Cala Study

Stool Study: Meaning and Application

Stool examination is an important part of the examination of a patient with intestinal diseases. It includes macroscopic, microscopic and simple chemical examination. Microbiological examination of stool is carried out if an infectious intestinal disease is suspected.

Macroscopic examination of stool

The daily amount of feces in a healthy person depends on the quality and quantity of food and is on average 100-200 g. The amount of feces increases with abundant plant food, poor absorption (for example, with diseases of the pancreas), accelerated peristalsis; and decreases with predominantly protein foods, constipation, and fasting.

The shape of stool is largely determined by its consistency. Normal stool is sausage-shaped and soft in consistency. With constipation, the stool is dense; with spastic colitis, it has the form of lumps (“sheep feces”). A ribbon-shaped bowel movement may occur due to a tumor in the rectum or sphincter spasm.

The consistency of stool depends on the water, fat and fiber content. If the fat content is high, the consistency becomes ointment-like. With diarrhea, the feces are liquid, particles of undigested food with various impurities are visible in it: with cholera, the impurity looks like rice water with flakes of mucus, with typhoid fever it looks like pea soup. If fermentation processes predominate in the intestines, the stools are loose and foamy.

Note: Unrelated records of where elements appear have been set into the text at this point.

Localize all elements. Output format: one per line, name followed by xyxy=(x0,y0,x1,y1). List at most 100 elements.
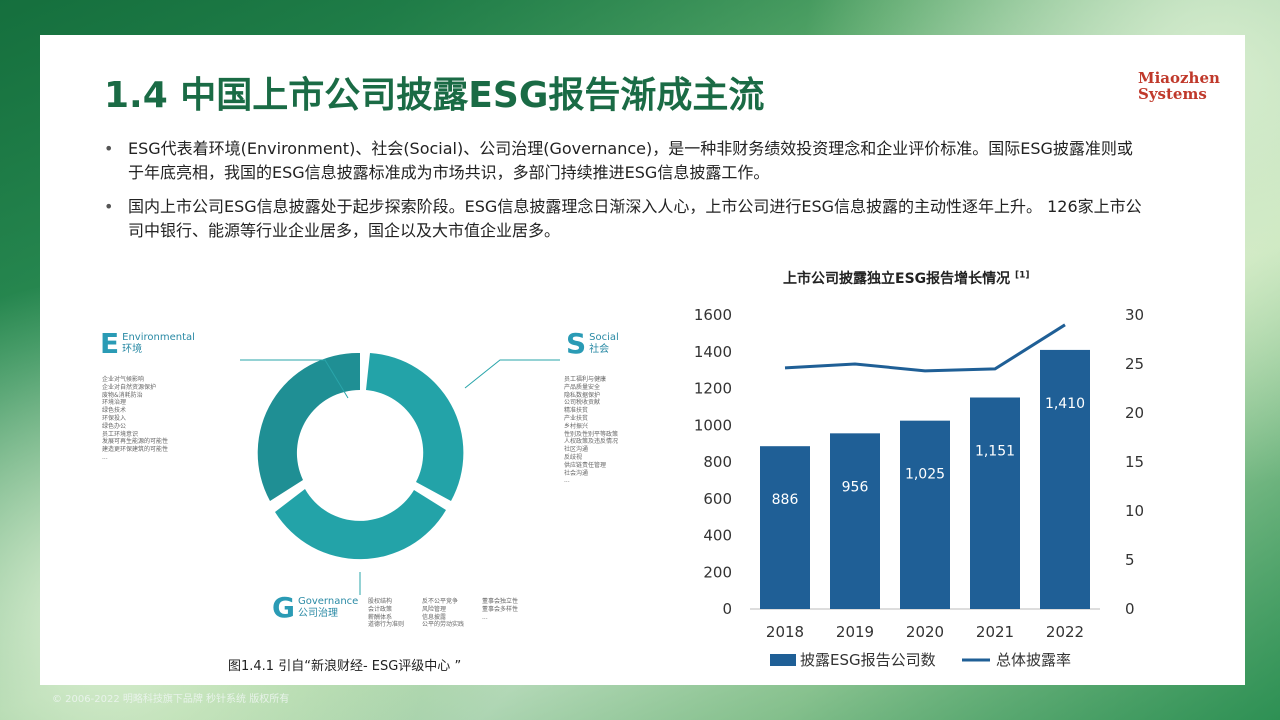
esg-s-item: 精准扶贫 xyxy=(564,407,589,415)
esg-e-item: 建造更环保建筑的可能性 xyxy=(102,446,169,454)
bullet-symbol: • xyxy=(104,197,114,216)
esg-s-label: Social 社会 xyxy=(589,332,619,356)
esg-g-item: 股权结构 xyxy=(368,598,393,605)
esg-s-item: 供应链责任管理 xyxy=(564,461,607,469)
esg-e-items: 企业对气候影响 企业对自然资源保护 废物&消耗防治 环境治理 绿色技术 环保投入 绿色办公员… xyxy=(102,376,168,462)
bar-data-label: 886 xyxy=(772,492,799,508)
chart-title-ref: [1] xyxy=(1015,270,1030,281)
esg-e-item: 发展可再生能源的可能性 xyxy=(102,438,169,446)
esg-g-label: Governance 公司治理 xyxy=(298,596,358,620)
esg-g-zh: 公司治理 xyxy=(297,608,338,619)
esg-diagram: E Environmental 环境 企业对气候影响 企业对自然资源保护 废物&消耗… xyxy=(90,310,650,660)
x-tick-label: 2019 xyxy=(836,623,874,641)
y-tick-left: 200 xyxy=(703,563,732,581)
esg-s-header: S Social 社会 xyxy=(566,330,619,358)
y-tick-right: 25 xyxy=(1125,355,1144,373)
ring-segment-governance xyxy=(275,489,446,560)
esg-ring-svg xyxy=(240,352,560,595)
esg-e-item: 环境治理 xyxy=(102,399,127,407)
esg-e-item: ... xyxy=(102,453,108,461)
y-tick-right: 20 xyxy=(1125,404,1144,422)
esg-s-items: 员工福利与健康 产品质量安全 隐私数据保护 公司税收贡献 精准扶贫 产业扶贫 乡村振兴 性别及… xyxy=(564,376,618,485)
esg-s-en: Social xyxy=(589,332,619,343)
bullet-text: 国内上市公司ESG信息披露处于起步探索阶段。ESG信息披露理念日渐深入人心，上市… xyxy=(128,197,1142,240)
esg-g-item: 董事会多样性 xyxy=(482,605,519,613)
y-tick-left: 400 xyxy=(703,527,732,545)
esg-g-en: Governance xyxy=(297,596,359,607)
connector-line xyxy=(240,359,349,399)
esg-s-item: 社区沟通 xyxy=(564,446,589,454)
esg-g-item: 薪酬体系 xyxy=(368,613,393,621)
esg-g-col2: 反不公平竞争 风险管理 信息披露 公平的劳动实践 xyxy=(422,598,464,629)
y-tick-right: 30 xyxy=(1125,306,1144,324)
esg-g-item: 信息披露 xyxy=(422,613,447,621)
esg-g-col1: 股权结构 会计政策 薪酬体系 道德行为准则 xyxy=(368,598,404,629)
esg-s-item: 社会沟通 xyxy=(564,469,589,477)
esg-g-item: 反不公平竞争 xyxy=(422,598,459,605)
x-tick-label: 2018 xyxy=(766,623,804,641)
y-tick-right: 0 xyxy=(1125,600,1135,618)
bar xyxy=(900,420,950,609)
esg-g-item: 道德行为准则 xyxy=(368,621,405,629)
esg-g-header: G Governance 公司治理 xyxy=(272,594,358,622)
esg-s-item: ... xyxy=(564,477,570,485)
chart-title-text: 上市公司披露独立ESG报告增长情况 xyxy=(783,271,1011,287)
bar xyxy=(760,446,810,609)
esg-e-item: 企业对自然资源保护 xyxy=(102,383,157,391)
esg-s-item: 性别及性别平等政策 xyxy=(564,430,619,438)
bullet-item: • ESG代表着环境(Environment)、社会(Social)、公司治理(… xyxy=(104,137,1144,185)
bar-data-label: 1,025 xyxy=(905,467,945,483)
y-tick-left: 1600 xyxy=(694,306,732,324)
esg-s-item: 公司税收贡献 xyxy=(564,399,601,407)
bar xyxy=(830,433,880,609)
esg-g-col3: 董事会独立性 董事会多样性... xyxy=(482,598,518,621)
esg-g-item: 风险管理 xyxy=(422,605,447,613)
y-tick-left: 1400 xyxy=(694,343,732,361)
esg-e-item: 员工环境意识 xyxy=(102,430,139,438)
esg-s-item: 反歧视 xyxy=(564,453,583,461)
esg-s-item: 产品质量安全 xyxy=(564,383,601,391)
esg-e-item: 企业对气候影响 xyxy=(102,376,145,383)
x-tick-label: 2021 xyxy=(976,623,1014,641)
footer-copyright: © 2006-2022 明略科技旗下品牌 秒针系统 版权所有 xyxy=(52,694,290,705)
chart-title: 上市公司披露独立ESG报告增长情况 [1] xyxy=(783,268,1030,288)
esg-e-item: 绿色办公 xyxy=(102,422,127,430)
y-tick-left: 0 xyxy=(722,600,732,618)
ring-segment-environment xyxy=(257,352,360,501)
bullet-list: • ESG代表着环境(Environment)、社会(Social)、公司治理(… xyxy=(104,137,1144,253)
esg-g-item: ... xyxy=(482,613,488,621)
bar-data-label: 1,410 xyxy=(1045,396,1085,412)
bullet-symbol: • xyxy=(104,139,114,158)
esg-e-header: E Environmental 环境 xyxy=(100,330,195,358)
x-tick-label: 2020 xyxy=(906,623,944,641)
esg-e-letter: E xyxy=(100,327,120,360)
esg-s-item: 人权政策及违反情况 xyxy=(564,438,619,446)
bullet-item: • 国内上市公司ESG信息披露处于起步探索阶段。ESG信息披露理念日渐深入人心，… xyxy=(104,195,1144,243)
esg-s-item: 乡村振兴 xyxy=(564,422,589,430)
esg-e-item: 绿色技术 xyxy=(102,407,127,415)
esg-e-zh: 环境 xyxy=(122,344,143,355)
connector-line xyxy=(464,359,560,389)
esg-g-item: 会计政策 xyxy=(368,605,393,613)
esg-e-label: Environmental 环境 xyxy=(122,332,195,356)
logo-line-2: Systems xyxy=(1138,85,1207,103)
esg-s-item: 隐私数据保护 xyxy=(564,391,601,399)
bullet-text: ESG代表着环境(Environment)、社会(Social)、公司治理(Go… xyxy=(128,139,1133,182)
esg-report-chart: 0 200 400 600 800 1000 1200 1400 1600 0 5 10 15 20 25 3… xyxy=(694,306,1144,669)
bar xyxy=(1040,349,1090,609)
y-tick-left: 1200 xyxy=(694,380,732,398)
bar-data-label: 956 xyxy=(842,479,869,495)
legend-label-line: 总体披露率 xyxy=(996,651,1071,669)
slide-title: 1.4 中国上市公司披露ESG报告渐成主流 xyxy=(104,75,765,116)
y-tick-right: 15 xyxy=(1125,453,1144,471)
y-tick-right: 10 xyxy=(1125,502,1144,520)
figure-caption: 图1.4.1 引自“新浪财经- ESG评级中心 ” xyxy=(228,659,462,674)
esg-s-item: 员工福利与健康 xyxy=(564,376,607,383)
line-series-disclosure-rate xyxy=(784,323,1066,373)
esg-g-letter: G xyxy=(272,591,295,624)
ring-segment-social xyxy=(366,353,464,501)
esg-e-item: 废物&消耗防治 xyxy=(102,391,143,399)
esg-s-zh: 社会 xyxy=(589,344,610,355)
esg-e-en: Environmental xyxy=(122,332,195,343)
logo-line-1: Miaozhen xyxy=(1138,69,1220,87)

The color of stool depends on the presence of bile pigments in it. If bile does not enter the intestines, the stool becomes gray in color. The color also depends on the products consumed: with dairy foods, the stool is light yellow, with meat it is dark, green vegetables give the stool a greenish tint, blueberries and black currants are brown, liver and blood sausage are black.

Some medicinal substances can also affect the color of stool: coal, bismuth, iron, carbolene color it black, santonin and rhubarb - brown or reddish; many antibiotics, when taken orally, give stool a golden yellow color.

The smell of feces depends mainly on the presence in it of substances formed during the decay of proteins. With a predominantly plant-based diet, fermentation processes predominate in the intestines, and the smell of feces is weaker and unstable. With heavy consumption of meat products or fish, the smell of feces is more pungent and unpleasant. Also, the smell of stool may change if there is an infectious process in the intestines or with certain diseases, for example, cystic fibrosis.

Microscopic examination of stool

Microscopic examination of stool is carried out to identify the presence of various elements in it, such as blood, mucus, epithelium, leukocytes, bacteria, fungi, etc.

The presence of blood in the stool may indicate the presence of various diseases, such as peptic ulcers of the stomach and duodenum, intestinal infections, intestinal tumors, etc. Mucus in the stool may indicate various diseases, for example, inflammatory processes in the intestines. The presence of leukocytes in the stool may indicate the presence of an infectious process.

Microbiological examination of stool

Microbiological examination of stool is carried out if an infectious intestinal disease is suspected. It allows you to identify the causative agent of the disease and determine its sensitivity to antibiotics.

Simple chemical examination of stool

A simple chemical study of stool is carried out to determine the presence of fatty acids, neutral fats, iron compounds, etc. This makes it possible to evaluate the functioning of the digestive system and identify the presence of various diseases.

Thus, stool examination is an important method for diagnosing intestinal diseases. It allows you to identify the presence of various elements in stool, determine the functioning of the digestive system and identify the presence of infectious diseases. In this regard, it is recommended to conduct a stool examination when examining patients with intestinal diseases.